Bounce house accidents
- Send an average of 6,000 people to the emergency room every year
- Most of those injured are aged 5-14
- The most frequent injury is broken bones

- Consumer Product Safety Commission

"I couldn't believe it. It was like something out of a movie. Kids were being knocked over and there were just kids lying everywhere," said Marianna Rhatigan, whose children were injured in the bounce houses."

There were three other incidents involving inflatables in Arizona this year.

"Wind and inflatables do not go together," said Rory MacLennan, who owns Jump Town Inflatables in Utah County. "Safety is number one, so you gotta make sure it's going to be anchored down properly."

At Jump Town Inflatables, MacLennan uses 18 inch, curved spikes to anchor his inflatables, which range from water slides to obstacle courses. Occasionally, he doubles them up for more security.

Grass allows for the most secure set up, he said. If using an inflatable on asphalt, he'll use sandbags.

Utah doesn't regulate the use of inflatables; they are left to the operator, who will typically follow manufacturer's guidelines.

Wind and inflatables do not go together. Safety is number one, so you gotta make sure it's going to be anchored down properly.

–Rory MacLennan

The manufacturer of one water slide MacLennan owns warns against use when winds exceed 20 miles an hour, which is why he will turn down business on windy days.

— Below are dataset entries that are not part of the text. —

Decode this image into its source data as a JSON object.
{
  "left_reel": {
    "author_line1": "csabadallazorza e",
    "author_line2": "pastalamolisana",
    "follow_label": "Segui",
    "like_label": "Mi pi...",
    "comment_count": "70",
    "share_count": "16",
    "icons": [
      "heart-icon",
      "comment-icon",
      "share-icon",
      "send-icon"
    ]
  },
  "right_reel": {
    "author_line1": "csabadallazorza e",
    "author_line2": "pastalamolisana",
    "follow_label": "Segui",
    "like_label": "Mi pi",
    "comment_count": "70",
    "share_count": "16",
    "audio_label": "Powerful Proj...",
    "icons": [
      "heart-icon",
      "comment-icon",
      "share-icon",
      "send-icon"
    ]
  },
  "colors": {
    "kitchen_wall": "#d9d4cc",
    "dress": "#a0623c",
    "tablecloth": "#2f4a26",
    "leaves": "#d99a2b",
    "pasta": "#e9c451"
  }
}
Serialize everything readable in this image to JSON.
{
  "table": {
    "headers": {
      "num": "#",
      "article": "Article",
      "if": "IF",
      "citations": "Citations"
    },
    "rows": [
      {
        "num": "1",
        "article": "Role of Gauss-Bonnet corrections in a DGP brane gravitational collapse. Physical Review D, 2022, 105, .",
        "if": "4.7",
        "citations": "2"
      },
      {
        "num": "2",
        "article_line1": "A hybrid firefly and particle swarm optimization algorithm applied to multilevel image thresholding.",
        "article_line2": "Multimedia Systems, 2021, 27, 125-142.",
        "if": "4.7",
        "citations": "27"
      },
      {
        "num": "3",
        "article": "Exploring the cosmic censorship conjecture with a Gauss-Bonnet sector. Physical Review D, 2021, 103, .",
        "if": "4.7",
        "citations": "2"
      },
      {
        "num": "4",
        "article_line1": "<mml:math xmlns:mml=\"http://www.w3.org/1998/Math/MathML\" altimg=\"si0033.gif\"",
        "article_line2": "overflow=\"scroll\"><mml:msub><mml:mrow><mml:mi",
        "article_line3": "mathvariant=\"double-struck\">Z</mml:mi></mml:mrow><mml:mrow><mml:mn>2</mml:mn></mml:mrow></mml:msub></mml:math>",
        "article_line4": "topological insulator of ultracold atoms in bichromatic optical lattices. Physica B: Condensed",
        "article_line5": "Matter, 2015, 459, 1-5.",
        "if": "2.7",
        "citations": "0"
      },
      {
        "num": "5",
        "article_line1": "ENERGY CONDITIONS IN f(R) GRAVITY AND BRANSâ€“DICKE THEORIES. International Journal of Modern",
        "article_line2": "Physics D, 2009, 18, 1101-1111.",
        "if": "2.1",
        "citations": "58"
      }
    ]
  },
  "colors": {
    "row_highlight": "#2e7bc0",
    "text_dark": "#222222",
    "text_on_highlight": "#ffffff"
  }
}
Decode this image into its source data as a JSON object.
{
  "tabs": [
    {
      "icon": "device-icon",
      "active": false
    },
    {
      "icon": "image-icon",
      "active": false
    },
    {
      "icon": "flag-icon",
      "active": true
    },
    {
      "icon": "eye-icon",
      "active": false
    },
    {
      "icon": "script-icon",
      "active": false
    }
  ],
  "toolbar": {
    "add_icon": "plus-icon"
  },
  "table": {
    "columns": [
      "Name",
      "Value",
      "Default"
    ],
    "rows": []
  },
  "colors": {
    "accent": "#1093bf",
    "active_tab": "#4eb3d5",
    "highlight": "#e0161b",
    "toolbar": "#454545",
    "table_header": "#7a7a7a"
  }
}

"Safety is the biggest issue in this," he said. "I wouldn't do it if it was an unsafe industry."

It is a popular industry.

On Monday, students at Highland Park Elementary School in Salt Lake City played on two inflatables set up at their school. Strong winds didn't appear to affect them.

One parent at the school said her kids have played in bounce houses before and they've never had a problem. But the Long Island incident shows, freak accidents can happen.

Police in Long Island say the bounce houses were weighted down with sandbags; they say it was a terrible accident and will not pursue charges.